MozarT pris au jeu
EN ALLANT VOIR COSì FAN TUTTE, DE MOZART, mis en scène par Dmitri Tcherniakov, vous ne verrez ni costumes d’époque, ni perruques poudrées, ni jeunes filles et jeunes hommes en pleine découverte de l’amour et de ses jeux. C’est que Dmitri Tcherniakov aime bousculer les codes, insuffler un souffle nouveau dans de grandes oeuvres classiques, quitte à provoquer parfois quelques tempêtes et controverses sur les plus grandes scènes internationales. On doit à ce fou d’opéra La Traviata à la Scala de Milan, Carmen à Aix-en-Provence ou Le Hollandais volant à Bayreuth… Il chahute allègrement le livret de Da Ponte et transpose l’action de nos jours dans un vaste loft qui, le temps d’un week-end, accueille des couples qui ont déjà bien vécu, pas farouches et adeptes de l’échangisme. La quête d’amour devient alors une sorte de reconquête d’un passé libertin dans un décor unique et sobre, qui au fil de la soirée laisse la place en fonction des lumières, du doré au blanc cruel, à une sorte de laboratoire qui emprisonne ces bêtes de sexe entre plaisir, cruauté, tentation et domination.
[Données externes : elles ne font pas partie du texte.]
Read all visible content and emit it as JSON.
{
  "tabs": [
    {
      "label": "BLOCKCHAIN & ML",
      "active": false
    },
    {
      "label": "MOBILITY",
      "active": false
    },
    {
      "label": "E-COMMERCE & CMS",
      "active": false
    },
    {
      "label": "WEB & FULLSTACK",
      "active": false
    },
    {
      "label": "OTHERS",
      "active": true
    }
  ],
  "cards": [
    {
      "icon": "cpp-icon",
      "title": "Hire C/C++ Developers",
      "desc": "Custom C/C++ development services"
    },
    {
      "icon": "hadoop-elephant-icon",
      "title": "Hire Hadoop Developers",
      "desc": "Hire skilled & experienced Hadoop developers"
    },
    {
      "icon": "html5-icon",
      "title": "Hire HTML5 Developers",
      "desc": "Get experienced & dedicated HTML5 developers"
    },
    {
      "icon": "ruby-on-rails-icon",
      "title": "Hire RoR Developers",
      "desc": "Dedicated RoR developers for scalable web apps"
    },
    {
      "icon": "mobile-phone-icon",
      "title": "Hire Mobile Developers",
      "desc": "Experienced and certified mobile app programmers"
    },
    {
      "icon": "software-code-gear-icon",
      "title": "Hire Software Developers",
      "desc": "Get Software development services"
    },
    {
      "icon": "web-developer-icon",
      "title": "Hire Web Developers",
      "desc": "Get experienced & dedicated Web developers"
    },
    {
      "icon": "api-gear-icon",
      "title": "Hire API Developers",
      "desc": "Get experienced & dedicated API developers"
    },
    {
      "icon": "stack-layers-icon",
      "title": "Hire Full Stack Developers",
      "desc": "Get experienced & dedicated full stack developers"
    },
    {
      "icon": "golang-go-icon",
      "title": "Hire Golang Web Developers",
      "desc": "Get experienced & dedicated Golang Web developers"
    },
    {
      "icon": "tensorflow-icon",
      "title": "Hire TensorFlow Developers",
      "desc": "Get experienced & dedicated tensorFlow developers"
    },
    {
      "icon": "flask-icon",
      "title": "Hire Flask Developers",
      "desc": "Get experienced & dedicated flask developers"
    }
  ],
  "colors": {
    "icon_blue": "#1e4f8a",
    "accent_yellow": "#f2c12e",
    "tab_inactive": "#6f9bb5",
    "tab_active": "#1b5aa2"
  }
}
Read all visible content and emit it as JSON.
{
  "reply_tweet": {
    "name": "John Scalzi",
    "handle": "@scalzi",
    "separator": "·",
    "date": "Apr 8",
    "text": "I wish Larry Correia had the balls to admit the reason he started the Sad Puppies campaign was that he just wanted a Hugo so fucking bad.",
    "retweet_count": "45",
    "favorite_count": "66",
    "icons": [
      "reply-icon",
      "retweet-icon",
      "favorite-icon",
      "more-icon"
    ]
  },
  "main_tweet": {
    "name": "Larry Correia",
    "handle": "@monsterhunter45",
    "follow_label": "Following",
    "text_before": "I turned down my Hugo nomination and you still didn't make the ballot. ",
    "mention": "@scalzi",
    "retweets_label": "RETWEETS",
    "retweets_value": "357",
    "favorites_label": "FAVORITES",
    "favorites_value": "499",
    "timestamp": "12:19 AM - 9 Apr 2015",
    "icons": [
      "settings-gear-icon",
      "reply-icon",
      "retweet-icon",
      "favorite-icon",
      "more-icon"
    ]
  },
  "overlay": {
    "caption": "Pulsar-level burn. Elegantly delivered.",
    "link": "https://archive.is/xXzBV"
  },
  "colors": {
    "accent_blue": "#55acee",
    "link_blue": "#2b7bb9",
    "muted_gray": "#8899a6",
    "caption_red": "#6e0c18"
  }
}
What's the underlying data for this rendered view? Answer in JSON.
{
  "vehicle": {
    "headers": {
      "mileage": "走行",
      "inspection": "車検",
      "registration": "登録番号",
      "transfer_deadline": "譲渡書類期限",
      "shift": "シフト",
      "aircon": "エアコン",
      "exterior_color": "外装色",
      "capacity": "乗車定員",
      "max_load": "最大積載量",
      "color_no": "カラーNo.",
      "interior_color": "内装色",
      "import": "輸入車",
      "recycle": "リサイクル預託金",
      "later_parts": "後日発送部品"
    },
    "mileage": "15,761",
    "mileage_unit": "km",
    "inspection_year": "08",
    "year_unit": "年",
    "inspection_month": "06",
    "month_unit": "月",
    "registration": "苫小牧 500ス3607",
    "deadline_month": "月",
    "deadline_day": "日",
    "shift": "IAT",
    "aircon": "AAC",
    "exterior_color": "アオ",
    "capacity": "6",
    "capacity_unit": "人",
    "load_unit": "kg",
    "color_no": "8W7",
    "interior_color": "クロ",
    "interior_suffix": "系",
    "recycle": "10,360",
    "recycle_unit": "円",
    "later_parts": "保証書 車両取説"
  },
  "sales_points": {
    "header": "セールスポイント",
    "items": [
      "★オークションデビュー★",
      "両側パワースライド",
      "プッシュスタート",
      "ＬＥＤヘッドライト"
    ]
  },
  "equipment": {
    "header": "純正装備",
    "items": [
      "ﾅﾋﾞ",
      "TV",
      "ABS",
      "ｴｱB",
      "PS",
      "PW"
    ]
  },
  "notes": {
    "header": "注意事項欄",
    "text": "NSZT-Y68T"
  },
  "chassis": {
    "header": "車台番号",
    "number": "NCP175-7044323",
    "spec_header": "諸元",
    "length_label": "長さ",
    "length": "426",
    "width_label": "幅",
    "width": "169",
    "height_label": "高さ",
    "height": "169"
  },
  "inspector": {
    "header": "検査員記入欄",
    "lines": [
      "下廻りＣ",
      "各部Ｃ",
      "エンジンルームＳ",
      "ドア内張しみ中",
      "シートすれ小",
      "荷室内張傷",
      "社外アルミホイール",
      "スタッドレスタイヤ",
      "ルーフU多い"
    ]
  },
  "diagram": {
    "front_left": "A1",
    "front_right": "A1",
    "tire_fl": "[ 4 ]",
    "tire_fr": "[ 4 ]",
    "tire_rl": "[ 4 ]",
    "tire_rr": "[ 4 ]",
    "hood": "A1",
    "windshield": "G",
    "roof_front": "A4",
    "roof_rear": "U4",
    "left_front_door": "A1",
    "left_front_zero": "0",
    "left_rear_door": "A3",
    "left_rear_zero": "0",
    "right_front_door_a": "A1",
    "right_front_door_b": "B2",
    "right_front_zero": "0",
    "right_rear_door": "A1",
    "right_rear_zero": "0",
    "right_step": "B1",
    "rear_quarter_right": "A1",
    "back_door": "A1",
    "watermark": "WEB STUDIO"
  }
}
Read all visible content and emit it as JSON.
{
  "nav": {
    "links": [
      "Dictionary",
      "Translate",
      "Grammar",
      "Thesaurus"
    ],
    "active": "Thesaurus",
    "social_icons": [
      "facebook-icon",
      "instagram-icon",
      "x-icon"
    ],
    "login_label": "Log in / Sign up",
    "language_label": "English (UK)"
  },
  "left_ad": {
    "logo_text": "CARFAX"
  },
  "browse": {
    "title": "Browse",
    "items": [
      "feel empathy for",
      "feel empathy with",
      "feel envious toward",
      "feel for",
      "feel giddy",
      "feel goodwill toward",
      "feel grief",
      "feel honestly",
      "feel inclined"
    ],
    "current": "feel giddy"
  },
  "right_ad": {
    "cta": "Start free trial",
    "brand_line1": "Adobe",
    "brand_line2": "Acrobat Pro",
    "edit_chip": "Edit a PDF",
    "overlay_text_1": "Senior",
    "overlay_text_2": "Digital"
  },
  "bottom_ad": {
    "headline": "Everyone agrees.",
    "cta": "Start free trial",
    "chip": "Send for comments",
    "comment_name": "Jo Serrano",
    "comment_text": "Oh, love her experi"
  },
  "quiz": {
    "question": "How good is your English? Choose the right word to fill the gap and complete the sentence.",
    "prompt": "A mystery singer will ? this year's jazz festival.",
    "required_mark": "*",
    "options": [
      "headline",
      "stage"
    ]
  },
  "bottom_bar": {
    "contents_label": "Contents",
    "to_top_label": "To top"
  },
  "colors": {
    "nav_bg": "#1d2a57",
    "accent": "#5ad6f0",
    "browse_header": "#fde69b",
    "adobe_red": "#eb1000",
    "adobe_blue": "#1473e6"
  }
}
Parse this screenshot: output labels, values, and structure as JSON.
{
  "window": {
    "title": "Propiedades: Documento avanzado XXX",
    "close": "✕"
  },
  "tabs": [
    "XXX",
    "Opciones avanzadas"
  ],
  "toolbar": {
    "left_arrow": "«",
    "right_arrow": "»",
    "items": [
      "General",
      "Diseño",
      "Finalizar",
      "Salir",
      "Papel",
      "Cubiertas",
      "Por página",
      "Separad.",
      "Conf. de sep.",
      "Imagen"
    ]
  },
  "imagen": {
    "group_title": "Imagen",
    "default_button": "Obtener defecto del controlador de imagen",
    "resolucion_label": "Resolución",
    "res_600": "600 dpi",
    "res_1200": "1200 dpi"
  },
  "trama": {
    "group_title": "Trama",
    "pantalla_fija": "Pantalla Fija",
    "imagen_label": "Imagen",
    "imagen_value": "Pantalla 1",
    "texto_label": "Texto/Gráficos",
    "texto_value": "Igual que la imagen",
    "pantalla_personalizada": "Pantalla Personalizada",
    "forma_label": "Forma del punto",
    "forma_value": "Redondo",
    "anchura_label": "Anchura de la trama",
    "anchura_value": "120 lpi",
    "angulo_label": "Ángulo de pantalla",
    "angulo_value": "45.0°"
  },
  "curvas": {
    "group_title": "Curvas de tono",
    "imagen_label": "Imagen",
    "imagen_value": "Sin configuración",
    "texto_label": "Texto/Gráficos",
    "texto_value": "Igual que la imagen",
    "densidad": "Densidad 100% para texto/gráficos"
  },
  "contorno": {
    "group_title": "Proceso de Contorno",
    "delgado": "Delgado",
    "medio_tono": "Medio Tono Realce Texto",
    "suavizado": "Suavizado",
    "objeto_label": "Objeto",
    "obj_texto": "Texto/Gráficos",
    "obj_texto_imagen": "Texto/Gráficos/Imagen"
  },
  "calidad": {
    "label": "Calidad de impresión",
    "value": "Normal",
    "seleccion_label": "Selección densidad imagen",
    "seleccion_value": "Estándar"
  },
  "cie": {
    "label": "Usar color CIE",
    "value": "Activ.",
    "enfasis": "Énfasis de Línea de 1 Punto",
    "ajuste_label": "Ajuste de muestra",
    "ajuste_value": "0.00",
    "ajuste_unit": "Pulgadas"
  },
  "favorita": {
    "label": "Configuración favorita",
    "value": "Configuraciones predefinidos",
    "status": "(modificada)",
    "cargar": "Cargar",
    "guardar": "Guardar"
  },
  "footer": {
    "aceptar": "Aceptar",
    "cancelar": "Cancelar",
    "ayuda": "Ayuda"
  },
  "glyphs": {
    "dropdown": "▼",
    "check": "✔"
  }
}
Christophe Rousset à la tête des Talents lyriques, accompagné du choeur Stella Maris, fait scintiller la partition de Mozart, tandis que les interprètes (plus âgés que dans les distributions classiques) apportent une tonalité plus sombre à ce Così fan tutte proche de Sade ou de Choderlos de Laclos et révélateur des démons intérieurs qui habitent les personnages.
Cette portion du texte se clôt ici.